Professor studies genetic markers associated with sudden infant death syndrome
Keith Keene, Thomas Harriot College of Arts and Sciences associate dean for research and professor in the Department of Biology, has been looking for answers about sudden infant death syndrome in the form of biomarkers in genes, blood and tissues that may lead to an increased risk of the condition.
“SIDS is the second leading cause of death – closely behind congenital and genetic abnormalities – in infants from 1 month to 1 year of age,” Keene said. “SIDS is the sudden unexpected death of an infant that remains unexplained after autopsy, death scene investigation and review of medical history.”
According to the Centers for Disease Control and Prevention, approximately 1,500 infants in the United States died of SIDS in 2022 despite a significant decline in incidents since the Back to Sleep campaign. The campaign, named for the recommendation to place babies on their backs to sleep (now known as the Safe to Sleep campaign), was launched by the National Institutes of Health in 1994.
In 2020, along with Fern Hauck and Josyf Mychalecky of the University of Virginia, Keene and his team received a four-year, $2.3 million NIH/National Institute of Child Health and Human Development grant to continue research into the cause of SIDS. The project, which moves the research field away from environmental factors, was extended through the summer.

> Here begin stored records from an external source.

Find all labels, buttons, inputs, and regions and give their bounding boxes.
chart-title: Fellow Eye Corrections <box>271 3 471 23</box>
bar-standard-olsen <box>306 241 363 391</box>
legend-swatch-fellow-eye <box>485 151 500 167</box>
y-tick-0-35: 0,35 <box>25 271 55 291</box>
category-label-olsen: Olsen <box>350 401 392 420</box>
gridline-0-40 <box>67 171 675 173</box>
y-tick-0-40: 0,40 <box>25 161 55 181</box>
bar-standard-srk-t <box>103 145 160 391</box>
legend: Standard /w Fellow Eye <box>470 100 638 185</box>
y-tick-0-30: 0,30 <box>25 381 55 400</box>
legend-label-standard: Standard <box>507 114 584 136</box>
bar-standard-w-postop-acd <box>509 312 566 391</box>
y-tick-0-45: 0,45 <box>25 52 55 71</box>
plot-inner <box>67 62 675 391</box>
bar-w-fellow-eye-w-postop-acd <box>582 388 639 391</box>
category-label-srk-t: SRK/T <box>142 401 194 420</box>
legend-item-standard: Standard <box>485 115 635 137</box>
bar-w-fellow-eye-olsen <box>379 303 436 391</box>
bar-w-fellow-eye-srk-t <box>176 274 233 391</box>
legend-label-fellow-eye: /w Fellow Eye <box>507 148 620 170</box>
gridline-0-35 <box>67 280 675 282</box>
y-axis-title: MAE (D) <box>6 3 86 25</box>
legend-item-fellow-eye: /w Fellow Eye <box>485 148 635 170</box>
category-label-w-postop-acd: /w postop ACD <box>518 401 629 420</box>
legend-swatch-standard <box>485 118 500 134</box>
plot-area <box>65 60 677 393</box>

The goal of their study – one of only a handful looking at SIDS and the largest research study of its kind – is to evaluate genetic expression and identify DNA methylation (which prevents genes from being switched on) and metabolomics (metabolites) profiles that might serve as biomarkers in infants at greater risk of death from SIDS.
“I think this underscores the complex biological nature of SIDS. Many key biological pathways and processes are important, or have potential implications, for SIDS,” Keene said. “It is also important to understand that there are many potential subtypes of SIDS. Some infants may die of SIDS because of brain or cardiac issues; others it may be respiratory issues or it could be a combination of all three.”
Through their study, the researchers examined liver, heart and blood samples from approximately 300 cases of SIDS.
Earlier this year, the team published its first paper, “Metabolomic profiles of infants classified as sudden infant death syndrome: A case-control analysis,” in the journal eBioMedicine. It identified 35 biomarkers in an infant’s blood that may be important biomarkers for SIDS.
“I think there is nothing worse than losing a child,” he said. “So if we can find ways to either identify high-risk infants or prevent SIDS altogether, that will not only save lives but contribute to the reduction of the emotional impact that losing a child can have on a family.”